Avant un an, le Consul, s'établissant en arbitre supérieur, aura départagé les partis et, par là, les aura à peu près éteints, donnant satisfaction aux intérêts lésés et aux consciences opprimées, réconciliant les citoyens et rétablissant, par cet arbitrage sans précédent, l'union de tous les Français. Il aura rétabli, par ailleurs, l'ordre dans les esprits et les âmes, première condition d'une restauration politique, sociale et morale. Alors l'administration se sera restaurée, la justice purifiée, les finances assainies, le crédit rétabli, les routes reconstruites, le brigandage évanoui, le commerce aura revécu et l'agriculture de nouveau prospéré. Le Concordat aura éteint les querelles religieuses, tandis qu'une politique aussi habile que vigoureuse aura fermé au flanc de l'État la plaie des guerres civiles de l'Ouest. Et de grandes victoires ayant forcé l'Europe à nous consentir, de Lunéville à Amiens, une paix dont la gloire reste sans précédent, la France restaurée sera, deux ans après Brumaire, au pinacle du monde.

Un homme n'est qu'un homme, avons-nous entendu dire à Napoléon lui-même. Et si, devant Thiébault, il a dit : Il n'est pas de mauvais peuple pour un bon gouvernement, c'est qu'il savait de quel peuple il parlait.

Il devinait que la France n'était pas morte elle était engourdie par un excès de maux et d'ailleurs tenue ligotée par une tyrannie honteuse. Dans le tombeau où elle avait été mise, elle était — nous avons lu le mot dans cent rapports de police — en léthargie.

Du jour où il a débarqué à Fréjus, Bonaparte a vu se réveiller cette nation ; elle s'est alors à moitié soulevée dans le sépulcre et elle en a aux trois quarts levé la pierre. L'homme acheva, en Brumaire, de faire tomber la dalle ; Lazare, débarrassé de ses bandelettes, revécut.

C'est à la nation ressuscitée que le Consul fit appel à toute la nation, et partout elle répondit à l'appel de celui qui avait répondu au sien.

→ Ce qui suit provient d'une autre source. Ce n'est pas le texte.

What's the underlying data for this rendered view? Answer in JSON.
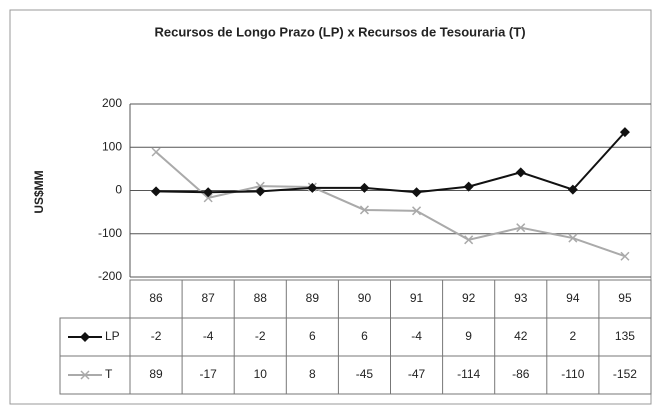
{
  "chart_data": {
    "type": "line",
    "title": "Recursos de Longo Prazo (LP) x Recursos de Tesouraria (T)",
    "y_label": "US$MM",
    "categories": [
      "86",
      "87",
      "88",
      "89",
      "90",
      "91",
      "92",
      "93",
      "94",
      "95"
    ],
    "series": [
      {
        "name": "LP",
        "color": "#111111",
        "marker": "diamond",
        "values": [
          -2,
          -4,
          -2,
          6,
          6,
          -4,
          9,
          42,
          2,
          135
        ]
      },
      {
        "name": "T",
        "color": "#aaaaaa",
        "marker": "x",
        "values": [
          89,
          -17,
          10,
          8,
          -45,
          -47,
          -114,
          -86,
          -110,
          -152
        ]
      }
    ],
    "ylim": [
      -200,
      200
    ],
    "yticks": [
      -200,
      -100,
      0,
      100,
      200
    ],
    "grid": true
  }
}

Du Conseil d'État, qui va travailler parfois quatorze heures par jour, aux champs, où le paysan reprend le manche de la charrue, chacun va se mettre au labeur. C'est à cette collaboration de toute la France à l'œuvre de restauration, que celle-ci devra sa promptitude et empruntera sa grandeur.

Ainsi fut-il, une fois de plus, prouvé que ce pays défie la mort et la fait reculer.

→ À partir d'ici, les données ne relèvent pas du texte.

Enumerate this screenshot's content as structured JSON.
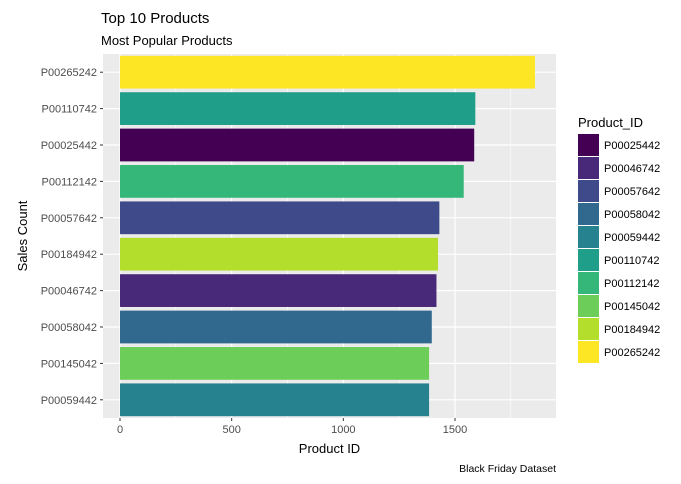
{
  "chart_data": {
    "type": "bar",
    "orientation": "horizontal",
    "title": "Top 10 Products",
    "subtitle": "Most Popular Products",
    "xlabel": "Product ID",
    "ylabel": "Sales Count",
    "caption": "Black Friday Dataset",
    "xlim": [
      0,
      1930
    ],
    "xticks": [
      0,
      500,
      1000,
      1500
    ],
    "grid": true,
    "legend": {
      "title": "Product_ID",
      "position": "right",
      "items": [
        {
          "label": "P00025442",
          "color": "#440154"
        },
        {
          "label": "P00046742",
          "color": "#482878"
        },
        {
          "label": "P00057642",
          "color": "#3E4A89"
        },
        {
          "label": "P00058042",
          "color": "#31688E"
        },
        {
          "label": "P00059442",
          "color": "#26828E"
        },
        {
          "label": "P00110742",
          "color": "#1F9E89"
        },
        {
          "label": "P00112142",
          "color": "#35B779"
        },
        {
          "label": "P00145042",
          "color": "#6DCD59"
        },
        {
          "label": "P00184942",
          "color": "#B4DE2C"
        },
        {
          "label": "P00265242",
          "color": "#FDE725"
        }
      ]
    },
    "bars": [
      {
        "category": "P00265242",
        "value": 1858,
        "color": "#FDE725"
      },
      {
        "category": "P00110742",
        "value": 1591,
        "color": "#1F9E89"
      },
      {
        "category": "P00025442",
        "value": 1586,
        "color": "#440154"
      },
      {
        "category": "P00112142",
        "value": 1539,
        "color": "#35B779"
      },
      {
        "category": "P00057642",
        "value": 1430,
        "color": "#3E4A89"
      },
      {
        "category": "P00184942",
        "value": 1424,
        "color": "#B4DE2C"
      },
      {
        "category": "P00046742",
        "value": 1417,
        "color": "#482878"
      },
      {
        "category": "P00058042",
        "value": 1396,
        "color": "#31688E"
      },
      {
        "category": "P00145042",
        "value": 1384,
        "color": "#6DCD59"
      },
      {
        "category": "P00059442",
        "value": 1384,
        "color": "#26828E"
      }
    ],
    "panel_color": "#EBEBEB",
    "grid_color": "#FFFFFF"
  }
}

Il a certes, par la suite, payé par la perte de la liberté la restauration de l'ordre. Et certes ce n'est pas moi qui dirai : Tant pis pour la liberté. Car la liberté est un bien précieux. Mais on était alors à l'automne de 1799 et non au printemps de 1922. Un pays qui se dissout a plus besoin d'ordre que de liberté. Et où était d'ailleurs la liberté à la veille de Brumaire ? Par un instinct admirable de conservation, la France, délibérément, choisit. Comme toujours, elle-comprit où était le salut et, pour l'heure, elle préféra le risque assurément fâcheux du despotisme au danger mortel de l'anarchie.

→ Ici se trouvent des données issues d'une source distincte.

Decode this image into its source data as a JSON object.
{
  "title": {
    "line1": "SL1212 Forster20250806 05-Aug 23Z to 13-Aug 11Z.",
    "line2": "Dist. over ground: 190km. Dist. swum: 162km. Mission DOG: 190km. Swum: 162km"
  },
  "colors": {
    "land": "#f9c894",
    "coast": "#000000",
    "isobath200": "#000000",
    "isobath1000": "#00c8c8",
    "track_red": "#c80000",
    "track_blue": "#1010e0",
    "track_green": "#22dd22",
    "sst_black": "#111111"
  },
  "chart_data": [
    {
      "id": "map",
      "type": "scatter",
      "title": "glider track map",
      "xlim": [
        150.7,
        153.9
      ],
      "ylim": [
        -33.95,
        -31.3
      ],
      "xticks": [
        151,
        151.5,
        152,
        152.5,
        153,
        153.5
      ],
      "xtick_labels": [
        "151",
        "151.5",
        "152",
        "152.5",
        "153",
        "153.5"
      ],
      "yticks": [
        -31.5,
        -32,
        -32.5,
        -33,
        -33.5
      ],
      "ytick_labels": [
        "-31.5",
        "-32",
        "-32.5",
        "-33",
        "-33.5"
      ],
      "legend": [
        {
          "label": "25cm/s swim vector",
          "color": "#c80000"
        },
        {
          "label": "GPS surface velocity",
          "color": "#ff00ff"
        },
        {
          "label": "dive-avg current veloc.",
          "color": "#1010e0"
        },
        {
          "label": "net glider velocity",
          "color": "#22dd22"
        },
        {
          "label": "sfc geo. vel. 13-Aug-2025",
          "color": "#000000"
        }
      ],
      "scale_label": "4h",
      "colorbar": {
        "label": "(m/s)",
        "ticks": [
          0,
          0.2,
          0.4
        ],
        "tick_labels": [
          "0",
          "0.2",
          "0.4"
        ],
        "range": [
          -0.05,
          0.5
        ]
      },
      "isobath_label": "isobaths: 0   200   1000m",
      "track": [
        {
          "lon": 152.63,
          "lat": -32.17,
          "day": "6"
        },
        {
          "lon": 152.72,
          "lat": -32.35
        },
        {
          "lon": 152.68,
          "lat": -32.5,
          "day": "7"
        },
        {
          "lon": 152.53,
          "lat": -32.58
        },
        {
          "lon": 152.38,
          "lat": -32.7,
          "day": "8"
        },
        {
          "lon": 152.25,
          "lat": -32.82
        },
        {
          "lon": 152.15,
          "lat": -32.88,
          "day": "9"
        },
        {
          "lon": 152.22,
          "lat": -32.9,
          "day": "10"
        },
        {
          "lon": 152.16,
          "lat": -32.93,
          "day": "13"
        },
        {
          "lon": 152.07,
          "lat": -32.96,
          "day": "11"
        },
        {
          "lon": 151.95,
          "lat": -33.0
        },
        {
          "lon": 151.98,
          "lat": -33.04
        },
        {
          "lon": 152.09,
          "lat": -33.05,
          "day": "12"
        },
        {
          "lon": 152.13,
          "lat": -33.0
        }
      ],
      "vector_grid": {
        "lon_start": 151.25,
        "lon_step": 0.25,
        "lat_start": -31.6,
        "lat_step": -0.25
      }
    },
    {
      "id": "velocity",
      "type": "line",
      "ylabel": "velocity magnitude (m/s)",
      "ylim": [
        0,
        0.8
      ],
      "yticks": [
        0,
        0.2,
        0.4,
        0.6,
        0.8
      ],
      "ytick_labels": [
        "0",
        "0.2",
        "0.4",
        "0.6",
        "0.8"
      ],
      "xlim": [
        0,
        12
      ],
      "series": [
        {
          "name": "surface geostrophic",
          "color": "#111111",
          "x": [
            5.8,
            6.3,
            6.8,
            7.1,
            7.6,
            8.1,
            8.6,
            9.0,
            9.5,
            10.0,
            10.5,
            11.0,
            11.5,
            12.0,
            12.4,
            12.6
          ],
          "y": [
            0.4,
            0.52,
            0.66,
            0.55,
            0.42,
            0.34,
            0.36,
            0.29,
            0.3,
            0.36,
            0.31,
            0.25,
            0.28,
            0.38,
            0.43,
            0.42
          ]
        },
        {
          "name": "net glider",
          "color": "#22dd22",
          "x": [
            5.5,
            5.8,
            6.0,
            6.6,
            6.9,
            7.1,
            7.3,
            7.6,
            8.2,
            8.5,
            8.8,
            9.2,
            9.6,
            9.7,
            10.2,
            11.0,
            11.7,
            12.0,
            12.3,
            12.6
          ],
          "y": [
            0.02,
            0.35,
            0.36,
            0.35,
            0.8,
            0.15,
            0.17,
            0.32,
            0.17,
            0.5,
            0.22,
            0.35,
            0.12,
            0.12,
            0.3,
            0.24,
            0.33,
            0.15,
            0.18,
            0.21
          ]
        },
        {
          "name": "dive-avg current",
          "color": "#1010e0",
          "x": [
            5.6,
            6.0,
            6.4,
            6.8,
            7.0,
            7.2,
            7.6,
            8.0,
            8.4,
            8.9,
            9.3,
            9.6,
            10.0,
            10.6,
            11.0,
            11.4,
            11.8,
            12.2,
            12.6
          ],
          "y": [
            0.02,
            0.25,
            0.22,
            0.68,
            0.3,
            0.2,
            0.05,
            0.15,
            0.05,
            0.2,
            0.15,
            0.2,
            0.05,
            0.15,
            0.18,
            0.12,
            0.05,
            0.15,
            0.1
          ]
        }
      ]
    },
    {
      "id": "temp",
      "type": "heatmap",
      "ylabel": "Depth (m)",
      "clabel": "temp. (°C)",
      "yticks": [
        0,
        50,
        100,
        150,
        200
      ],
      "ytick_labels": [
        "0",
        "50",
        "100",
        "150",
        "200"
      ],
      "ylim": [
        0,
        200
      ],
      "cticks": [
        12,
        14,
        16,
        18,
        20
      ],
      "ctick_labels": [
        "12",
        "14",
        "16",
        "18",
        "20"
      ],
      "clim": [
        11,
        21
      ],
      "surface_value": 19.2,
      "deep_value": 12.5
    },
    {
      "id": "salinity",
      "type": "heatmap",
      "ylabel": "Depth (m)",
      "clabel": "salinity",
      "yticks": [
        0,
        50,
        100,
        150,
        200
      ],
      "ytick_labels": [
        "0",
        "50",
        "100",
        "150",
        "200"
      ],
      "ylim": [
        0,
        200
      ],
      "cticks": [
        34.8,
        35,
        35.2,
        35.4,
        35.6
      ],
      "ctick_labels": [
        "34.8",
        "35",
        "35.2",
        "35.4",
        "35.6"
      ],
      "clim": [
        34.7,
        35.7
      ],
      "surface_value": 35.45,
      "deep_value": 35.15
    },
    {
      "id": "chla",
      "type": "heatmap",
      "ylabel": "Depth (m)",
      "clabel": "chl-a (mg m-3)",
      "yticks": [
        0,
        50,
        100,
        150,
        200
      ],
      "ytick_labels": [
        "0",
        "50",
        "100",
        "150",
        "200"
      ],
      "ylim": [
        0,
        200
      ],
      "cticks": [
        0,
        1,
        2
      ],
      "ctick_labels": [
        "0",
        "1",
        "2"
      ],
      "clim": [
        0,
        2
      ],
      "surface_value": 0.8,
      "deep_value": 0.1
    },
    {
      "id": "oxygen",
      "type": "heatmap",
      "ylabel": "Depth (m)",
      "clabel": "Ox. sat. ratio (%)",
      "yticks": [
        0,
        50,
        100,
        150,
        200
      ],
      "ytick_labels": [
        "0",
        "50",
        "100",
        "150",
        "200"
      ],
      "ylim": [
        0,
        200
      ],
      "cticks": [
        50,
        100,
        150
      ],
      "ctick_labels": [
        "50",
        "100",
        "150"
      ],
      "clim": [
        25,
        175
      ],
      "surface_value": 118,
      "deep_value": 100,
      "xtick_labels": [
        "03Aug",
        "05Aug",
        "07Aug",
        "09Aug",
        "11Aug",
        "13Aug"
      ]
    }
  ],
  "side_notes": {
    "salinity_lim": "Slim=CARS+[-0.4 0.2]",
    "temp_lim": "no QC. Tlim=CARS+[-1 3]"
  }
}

En vain un détestable régime avait, quatre ans, paru la dissoudre. Sous les apparences de cette dissolution, les grandes vertus héréditaires avaient subsisté, et cette réserve d'énergie qui, ayant, de 1789 à 1792, fait ses preuves, reparaissait soudain en 1799, non plus employée aux luttes politiques, mais au travail national.

La France du Directoire était une façade derrière laquelle avait continué à vivre la vraie France, ce pays étonnant dont on peut dire, quand il semble au tombeau, le mot que le Christ prononçait devant le sépulcre de Lazare : Etiamsi mortuus fuerit, vivet. Quand même il serait mort, il vivra.